The Food Truck Index – an industry that contributes more than $2b nationally – finds that Boston is prohibitively expensive and is overly bureaucratic. The index, reviewed regulations in twenty of America’s largest cities. They focused on the permitting processes and licensing, complying with restrictions and operating a food truck. The findings were based on on fees, trips to government agencies and the number and level of government procedures from nearly 300 food truck operators in the twenty cities.
While I don’t expect (or want) to live in a city where there is no oversight, it seems like Mayor Walsh and the City of Boston are openly hostile to the food trucks.

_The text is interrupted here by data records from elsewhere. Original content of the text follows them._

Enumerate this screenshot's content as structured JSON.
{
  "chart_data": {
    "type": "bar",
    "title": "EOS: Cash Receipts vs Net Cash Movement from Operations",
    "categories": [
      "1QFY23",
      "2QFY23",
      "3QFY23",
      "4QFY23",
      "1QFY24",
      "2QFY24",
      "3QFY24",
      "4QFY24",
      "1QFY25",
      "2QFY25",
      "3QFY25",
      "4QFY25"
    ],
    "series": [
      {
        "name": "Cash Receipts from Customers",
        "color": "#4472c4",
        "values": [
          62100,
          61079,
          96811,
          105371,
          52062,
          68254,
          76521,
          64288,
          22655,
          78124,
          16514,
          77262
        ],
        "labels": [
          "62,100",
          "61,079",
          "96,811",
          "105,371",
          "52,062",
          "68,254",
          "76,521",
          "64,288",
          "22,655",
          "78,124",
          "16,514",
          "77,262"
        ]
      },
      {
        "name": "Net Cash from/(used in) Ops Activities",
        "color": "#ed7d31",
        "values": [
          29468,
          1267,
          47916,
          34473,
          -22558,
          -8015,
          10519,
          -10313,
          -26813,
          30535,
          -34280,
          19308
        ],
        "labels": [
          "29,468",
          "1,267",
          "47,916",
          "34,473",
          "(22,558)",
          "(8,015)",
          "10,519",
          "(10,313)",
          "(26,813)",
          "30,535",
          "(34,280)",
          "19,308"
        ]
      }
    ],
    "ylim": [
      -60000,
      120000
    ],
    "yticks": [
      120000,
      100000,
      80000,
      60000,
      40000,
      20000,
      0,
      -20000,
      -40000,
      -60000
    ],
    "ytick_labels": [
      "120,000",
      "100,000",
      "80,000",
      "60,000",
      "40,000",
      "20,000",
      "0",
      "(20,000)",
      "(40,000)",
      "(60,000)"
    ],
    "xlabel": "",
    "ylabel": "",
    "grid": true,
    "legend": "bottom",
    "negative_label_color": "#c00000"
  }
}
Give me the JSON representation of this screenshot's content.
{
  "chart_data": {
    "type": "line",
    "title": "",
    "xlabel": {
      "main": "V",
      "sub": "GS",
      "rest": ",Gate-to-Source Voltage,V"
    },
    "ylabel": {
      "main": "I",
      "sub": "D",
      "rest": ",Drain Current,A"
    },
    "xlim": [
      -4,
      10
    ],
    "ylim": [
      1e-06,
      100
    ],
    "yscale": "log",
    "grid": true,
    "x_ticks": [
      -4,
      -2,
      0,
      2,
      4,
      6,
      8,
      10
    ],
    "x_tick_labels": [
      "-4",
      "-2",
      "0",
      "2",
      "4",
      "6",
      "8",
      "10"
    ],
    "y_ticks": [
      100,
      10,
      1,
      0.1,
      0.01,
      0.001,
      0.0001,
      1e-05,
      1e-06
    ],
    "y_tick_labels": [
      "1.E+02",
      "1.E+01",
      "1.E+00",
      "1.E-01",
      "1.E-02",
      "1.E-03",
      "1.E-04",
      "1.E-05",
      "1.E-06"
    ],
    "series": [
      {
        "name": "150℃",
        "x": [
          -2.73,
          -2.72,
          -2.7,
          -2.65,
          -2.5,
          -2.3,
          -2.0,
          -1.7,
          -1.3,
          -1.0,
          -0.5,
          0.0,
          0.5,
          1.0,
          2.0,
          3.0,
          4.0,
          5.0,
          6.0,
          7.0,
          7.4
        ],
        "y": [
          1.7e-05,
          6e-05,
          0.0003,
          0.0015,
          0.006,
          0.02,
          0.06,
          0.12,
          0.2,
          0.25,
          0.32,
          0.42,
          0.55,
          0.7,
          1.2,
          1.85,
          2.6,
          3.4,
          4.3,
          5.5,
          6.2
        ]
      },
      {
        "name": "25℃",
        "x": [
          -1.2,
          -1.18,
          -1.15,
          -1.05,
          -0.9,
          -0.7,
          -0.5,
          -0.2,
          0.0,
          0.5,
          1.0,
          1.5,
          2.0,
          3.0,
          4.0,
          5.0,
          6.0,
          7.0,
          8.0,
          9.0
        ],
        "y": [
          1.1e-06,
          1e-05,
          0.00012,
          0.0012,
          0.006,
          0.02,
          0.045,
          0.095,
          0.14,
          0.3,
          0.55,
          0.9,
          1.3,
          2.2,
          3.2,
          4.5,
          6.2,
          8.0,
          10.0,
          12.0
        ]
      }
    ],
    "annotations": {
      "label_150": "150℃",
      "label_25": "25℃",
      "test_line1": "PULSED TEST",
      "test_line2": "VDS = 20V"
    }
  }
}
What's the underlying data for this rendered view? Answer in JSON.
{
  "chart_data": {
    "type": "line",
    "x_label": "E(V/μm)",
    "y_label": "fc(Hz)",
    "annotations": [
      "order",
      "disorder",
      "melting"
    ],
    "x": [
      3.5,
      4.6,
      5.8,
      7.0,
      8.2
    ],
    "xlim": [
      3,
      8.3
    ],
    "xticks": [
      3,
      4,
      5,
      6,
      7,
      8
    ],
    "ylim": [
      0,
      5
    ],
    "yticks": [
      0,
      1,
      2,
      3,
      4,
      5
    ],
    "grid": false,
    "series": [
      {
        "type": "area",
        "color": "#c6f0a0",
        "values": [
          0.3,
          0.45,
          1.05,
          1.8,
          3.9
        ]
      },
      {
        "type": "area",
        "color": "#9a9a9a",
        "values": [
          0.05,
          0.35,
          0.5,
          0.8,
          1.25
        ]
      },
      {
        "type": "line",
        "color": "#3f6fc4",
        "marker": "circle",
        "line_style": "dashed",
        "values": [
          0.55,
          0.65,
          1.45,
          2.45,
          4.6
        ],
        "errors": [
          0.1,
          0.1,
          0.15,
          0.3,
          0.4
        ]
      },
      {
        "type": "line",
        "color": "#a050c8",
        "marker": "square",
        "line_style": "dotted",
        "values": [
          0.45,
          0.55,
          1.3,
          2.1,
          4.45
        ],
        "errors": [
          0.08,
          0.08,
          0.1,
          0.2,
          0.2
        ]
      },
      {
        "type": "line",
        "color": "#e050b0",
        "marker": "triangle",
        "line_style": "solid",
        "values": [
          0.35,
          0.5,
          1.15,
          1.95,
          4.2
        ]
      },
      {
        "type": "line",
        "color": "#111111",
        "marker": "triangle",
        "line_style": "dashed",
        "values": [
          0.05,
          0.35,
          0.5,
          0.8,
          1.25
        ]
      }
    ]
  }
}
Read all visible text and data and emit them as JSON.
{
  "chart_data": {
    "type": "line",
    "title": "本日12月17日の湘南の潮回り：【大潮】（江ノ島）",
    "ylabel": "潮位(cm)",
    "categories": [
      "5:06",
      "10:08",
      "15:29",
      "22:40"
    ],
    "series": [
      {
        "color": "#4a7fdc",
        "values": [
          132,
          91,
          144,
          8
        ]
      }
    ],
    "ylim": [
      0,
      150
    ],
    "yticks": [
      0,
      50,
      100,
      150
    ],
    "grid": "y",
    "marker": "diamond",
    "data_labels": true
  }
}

For example, in Denver, food truck operators need to make 8 trips to licensing agencies, follow 10 procedures, and pay an average $811 to get their trucks up and running. In Boston, the average cost in fees is $17,066, and to add insult to injury they must make nearly 3X as many trips (22 trips) to government agencies to ensure they are in compliance with more than 30 procedures.
When you compare the out-of-pocket cost for obtaining permits and licenses for a new food truck in Boston it is so incredibly out-of-step to other cities. Even Seattle which ranked 19 out of 20 cities only costs $6,211 (almost 3x less). If you remove both Boston and Seattle from this list, the average cost in fees for the remaining 18 cities is $1,622; Boston’s fees are roughly 10X that amount.
The astronomical cost associated with permitting and licensing doesn’t stop there either because operating a food truck in Boston is estimated to cost nearly $38,000 in Boston (also ranking us last). Realizing that the cost of operating a food truck in a city like Boston is going to be more expensive than many places in the U.S., the least the city could do is make the licensing and permitting process more affordable and less onerous.
Mayor Walsh – Boston can do better than this.